The autosampler is a separate unit with 70 vials of 10 ml attached to the detectors/injector oven through a heated interface. The vials are filled automatically before entering for the dissolution process into a small heated carousel oven. After dissolution time (different dissolution times can be selected for each sample), the sample is automatically filtered meanwhile filling the loop before injection. Vials stay in this carousel oven just the needed time for dissolution, before injection, to minimize sample oxidation.

Additionally, optional nitrogen purging of the vial can beused to prevent further oxidation. Dissolution is facilitated with a gentle shaking of the vial to prevent shear degradation. Up to 3 injections can be performed in the same vial without any dilution among injections.


The concentration detector used is an infrared detector, which is very appropriate for polyolefin analysis as per its demonstrated high sensitivity for this kind of polymers, as well as fast baseline stabilization. Additionally, by incorporating a second wavelength sensor to the same detector, concentration and composition are measured simultaneously, as the number of branches per 1000C (optionally, a carbonyl sensor can be used for the composition distribution of EVA or EAA resin analysis).


For triple detector GPC analysis, the light-scattering detector DAWN® HELEOS™ II detector from Wyatt Technology® is easily incorporated on the right side, as well as a four capillary viscometer integrated in the injector/ detectors oven.


The analyses have been performed with trichlorobenzene stabilized with 300 ppm of BHT at 1 mL/min as solvent. A sample solution of 18 mg in 9 mL and injection of 200 μL is used with integrated filtration and automated backflush inside the injector/detector oven. Three columns (30 cm each with 13 μm particles packing) were used at 150ºC. Injector/ detectors oven temperature was set at 160ºC.





The analysis of a metallocene polyethylene resin is shown in Figure 1(a) with the infrared detector signals.
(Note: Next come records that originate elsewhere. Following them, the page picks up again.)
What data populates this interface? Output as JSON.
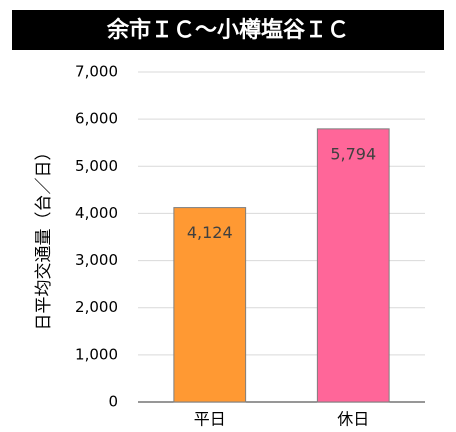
{
  "chart_data": {
    "type": "bar",
    "title": "余市ＩＣ～小樽塩谷ＩＣ",
    "y_label": "日平均交通量（台／日）",
    "categories": [
      "平日",
      "休日"
    ],
    "values": [
      4124,
      5794
    ],
    "value_labels": [
      "4,124",
      "5,794"
    ],
    "colors": [
      "#ff9933",
      "#ff6699"
    ],
    "ylim": [
      0,
      7000
    ],
    "yticks": [
      0,
      {
        "value": 1000,
        "label": "1,000"
      },
      {
        "value": 2000,
        "label": "2,000"
      },
      {
        "value": 3000,
        "label": "3,000"
      },
      {
        "value": 4000,
        "label": "4,000"
      },
      {
        "value": 5000,
        "label": "5,000"
      },
      {
        "value": 6000,
        "label": "6,000"
      },
      {
        "value": 7000,
        "label": "7,000"
      }
    ],
    "grid": true
  }
}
The orange curve corresponds to a selective absorbance with emphasis in the CH3 region. The red curve corresponds to the concentration signal based on a broadband absorbance of CH2 and CH3, which is used for all the molar mass moments calculation. The ratio of those two signals is directly proportional to the amount of branches or CH3/1000C as shown in purple as a flat line in this homogeneous resin. For high levels of branching or for the composition analysis of propylene-ethylene copolymers the calibration can be obtained with the injection of polypropylene and polyethylene homopolymers as shown in Figure 1(b). The molar mass distribution curves are shown together with the branch content for duplicated analysis of the two homopolymers and a PE copolymer (metallocene resin) with 20 CH3/1000C.



Figure 1: (a) IR4 results of a metallocene polyethylene resin. (b) IR5 MCT duplicated results from three samples: PP and PE homopolymers and a copolymer.
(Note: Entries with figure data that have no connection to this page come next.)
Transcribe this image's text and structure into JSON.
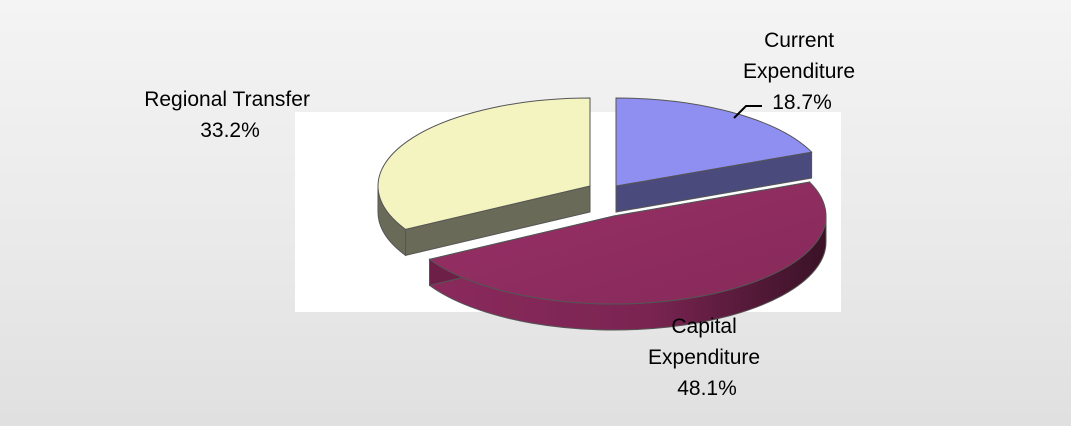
{
  "chart_data": {
    "type": "pie",
    "title": "",
    "series": [
      {
        "values": [
          18.7,
          48.1,
          33.2
        ],
        "categories": [
          "Current Expenditure",
          "Capital Expenditure",
          "Regional Transfer"
        ]
      }
    ],
    "slices": [
      {
        "lines": [
          "Current",
          "Expenditure"
        ],
        "percent_text": "18.7%",
        "value": 18.7,
        "colors": {
          "top": "#8f8ff2",
          "side": "#4a4a7c"
        }
      },
      {
        "lines": [
          "Capital",
          "Expenditure"
        ],
        "percent_text": "48.1%",
        "value": 48.1,
        "colors": {
          "top": "#8e2b5e",
          "side": "#6e1f48"
        }
      },
      {
        "lines": [
          "Regional Transfer"
        ],
        "percent_text": "33.2%",
        "value": 33.2,
        "colors": {
          "top": "#f4f4c0",
          "side": "#6a6a58"
        }
      }
    ],
    "style": "3d-exploded",
    "legend": "none",
    "plot_background": "#ffffff"
  }
}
The analysis of a LDPE resin with triple detector (c+visc+LS) is shown in Figure 2, with the molar mass distribution curves as well as the corresponding Mark-Houwink plot.


Figure 2: Triple detector results of a LDPE resin (NBS1476).





Fully automated GPC analysis of polyolefins can be performed with no solvent handling and with an internal filtration system with automatic backflush. The modern GPC-IR system. incorporates all technical advances to minimize polymer shear degradation and oxidation.

Very good reproducibility and easy baseline integration is obtained with the use of infrared detector. The two wavelengths detector (IR4) is of great value for propylene-ethylene copolymers, for the analysis of branching in ethylene copolymers, or for the analysis of composition distribution in functional copolymers such as EVA, EAA, etc.

The analysis of HDPE (pipe resins) with very low number of branches (<10 CH3/1000TC) can be obtained with the IR5 infrared detector.

When analyzing resins with triple detector, all detector signals are obtained and processed in a single software package.